Heureusement, sur ce point, la Cour européenne des droits de l’homme, depuis une décision célèbre de 1976, a déclaré qu’on devait respecter la liberté d’expression même quand les opinions heurtaient ou inquiétaient l’Etat ou une partie de la population. Cet arrêt est très important parce qu’il a fondé le régime européen de liberté d’expression. Aujourd’hui, on ne peut porter atteinte à la liberté d’expression que dans des cas très stricts. Avant cette jurisprudence les interdictions de spectacles étaient beaucoup plus aisées.

JOL Press : Dieudonné est-il le premier humoriste qu’on cherche à stopper ?

Jean-Philippe Feldman : Les plaintes contre les humoristes sont extrêmement fréquentes. Je me souviens par exemple de Robert Fauré, père d’un enfant trisomique, qui avait demandé réparation pour un sketch de l’humoriste Patrick Timsit qui s’en prenait aux « mongoliens [chez qui] tout est bon, sauf la tête, comme les crevettes roses ». Finalement les deux parties avaient trouvé un accord et l’humoriste avait retiré le sketch de son spectacle. On ne compte plus, par ailleurs, la multitude de procédures que le Front national a lancées à l’encontre de Thierry Le Luron.

JOL Press : En matière de liberté d’expression et au regard de l’affaire Dieudonné, le droit doit-il évoluer ?

Jean-Philippe Feldman : Il existe une différence entre le régime français et le régime américain où la liberté d’expression est quasi-totale. Mais dans tous les pays occidentaux domine le principe de l’absence de censure malgré quelques exceptions. Pendant très longtemps en France, le champ de ces exceptions était très large, en revanche dans les pays anglo-saxons ces exceptions sont vraiment exceptionnelles. Certains pays vont privilégier le respect de l’ordre public, de la sécurité nationale, d’autres la morale et les bonnes mœurs. Les lois luttant contre l’antisémitisme ou le racisme, pour lesquelles la France était très avant-gardiste, se sont ensuite répandues dans toute l’Europe comme des exceptions à la liberté d’expression.

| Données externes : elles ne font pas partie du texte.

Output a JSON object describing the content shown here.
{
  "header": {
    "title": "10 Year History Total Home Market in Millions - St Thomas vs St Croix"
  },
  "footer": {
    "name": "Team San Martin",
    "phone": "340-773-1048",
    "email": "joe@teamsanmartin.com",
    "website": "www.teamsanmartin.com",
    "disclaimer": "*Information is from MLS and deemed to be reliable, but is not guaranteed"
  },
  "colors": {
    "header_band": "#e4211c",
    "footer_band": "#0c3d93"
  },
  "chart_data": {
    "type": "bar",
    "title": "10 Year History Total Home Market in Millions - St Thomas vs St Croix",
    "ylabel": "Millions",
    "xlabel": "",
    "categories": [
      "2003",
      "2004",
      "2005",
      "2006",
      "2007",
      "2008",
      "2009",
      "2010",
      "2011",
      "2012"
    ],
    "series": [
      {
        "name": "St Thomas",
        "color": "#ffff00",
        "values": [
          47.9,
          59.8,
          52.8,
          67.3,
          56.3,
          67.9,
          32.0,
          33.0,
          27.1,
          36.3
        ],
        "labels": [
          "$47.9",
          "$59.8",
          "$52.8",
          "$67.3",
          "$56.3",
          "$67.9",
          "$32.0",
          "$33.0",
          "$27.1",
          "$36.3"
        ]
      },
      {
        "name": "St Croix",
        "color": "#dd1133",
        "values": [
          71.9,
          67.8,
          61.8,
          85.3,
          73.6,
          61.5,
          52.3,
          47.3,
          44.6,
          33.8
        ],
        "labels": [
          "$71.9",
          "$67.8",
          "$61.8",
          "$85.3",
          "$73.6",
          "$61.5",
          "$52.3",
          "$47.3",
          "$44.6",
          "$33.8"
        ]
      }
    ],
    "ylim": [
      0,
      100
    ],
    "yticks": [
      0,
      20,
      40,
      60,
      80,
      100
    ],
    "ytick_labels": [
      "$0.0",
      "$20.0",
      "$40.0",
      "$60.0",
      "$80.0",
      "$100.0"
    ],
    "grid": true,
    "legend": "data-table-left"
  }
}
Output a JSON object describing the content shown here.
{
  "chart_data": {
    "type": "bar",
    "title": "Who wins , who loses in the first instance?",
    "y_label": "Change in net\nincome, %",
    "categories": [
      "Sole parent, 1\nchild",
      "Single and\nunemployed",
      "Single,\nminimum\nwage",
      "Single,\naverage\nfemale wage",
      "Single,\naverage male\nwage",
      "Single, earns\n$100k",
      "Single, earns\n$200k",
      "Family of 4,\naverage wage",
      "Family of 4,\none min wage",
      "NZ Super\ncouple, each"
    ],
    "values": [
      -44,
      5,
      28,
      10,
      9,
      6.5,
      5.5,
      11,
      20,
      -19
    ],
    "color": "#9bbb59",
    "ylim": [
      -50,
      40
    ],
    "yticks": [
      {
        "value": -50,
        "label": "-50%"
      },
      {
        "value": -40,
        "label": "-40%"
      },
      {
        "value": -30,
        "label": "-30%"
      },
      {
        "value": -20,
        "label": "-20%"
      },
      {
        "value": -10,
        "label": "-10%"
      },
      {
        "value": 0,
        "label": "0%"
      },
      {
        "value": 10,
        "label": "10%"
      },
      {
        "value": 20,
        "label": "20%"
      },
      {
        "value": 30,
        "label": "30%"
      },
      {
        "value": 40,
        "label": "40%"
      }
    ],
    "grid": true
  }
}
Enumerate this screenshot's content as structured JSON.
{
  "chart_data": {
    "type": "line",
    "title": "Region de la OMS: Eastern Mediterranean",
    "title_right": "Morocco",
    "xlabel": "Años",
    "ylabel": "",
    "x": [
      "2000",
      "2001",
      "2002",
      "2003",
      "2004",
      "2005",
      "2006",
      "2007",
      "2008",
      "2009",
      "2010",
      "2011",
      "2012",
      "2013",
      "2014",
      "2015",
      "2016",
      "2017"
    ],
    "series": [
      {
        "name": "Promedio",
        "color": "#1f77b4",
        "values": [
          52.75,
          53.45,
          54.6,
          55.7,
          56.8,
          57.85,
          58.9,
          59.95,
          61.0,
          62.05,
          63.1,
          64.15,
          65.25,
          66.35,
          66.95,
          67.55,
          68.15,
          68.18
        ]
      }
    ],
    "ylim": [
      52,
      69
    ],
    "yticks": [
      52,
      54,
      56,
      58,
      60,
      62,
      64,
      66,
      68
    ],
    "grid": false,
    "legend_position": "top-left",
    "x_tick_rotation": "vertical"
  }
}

Propos recueillis par Marine Tertrais pour JOL Press

Jean-Philippe Feldman, avocat à la Cour de Paris au sein du Cabinet Feldman depuis 1996, a obtenu son doctorat en droit (université Paris II-Panthéon-Assas) en 2000. Après avoir été maître de conférences à l’université Paris II entre 2002 et 2004, il devient cette même année agrégé des facultés de droit. Il est actuellement professeur à l’université Bretagne-Sud. Il est aussi depuis 2009-2010 maître de conférences à Sciences-Po où il enseigne, avec Mathieu Laine, l’introduction au libéralisme.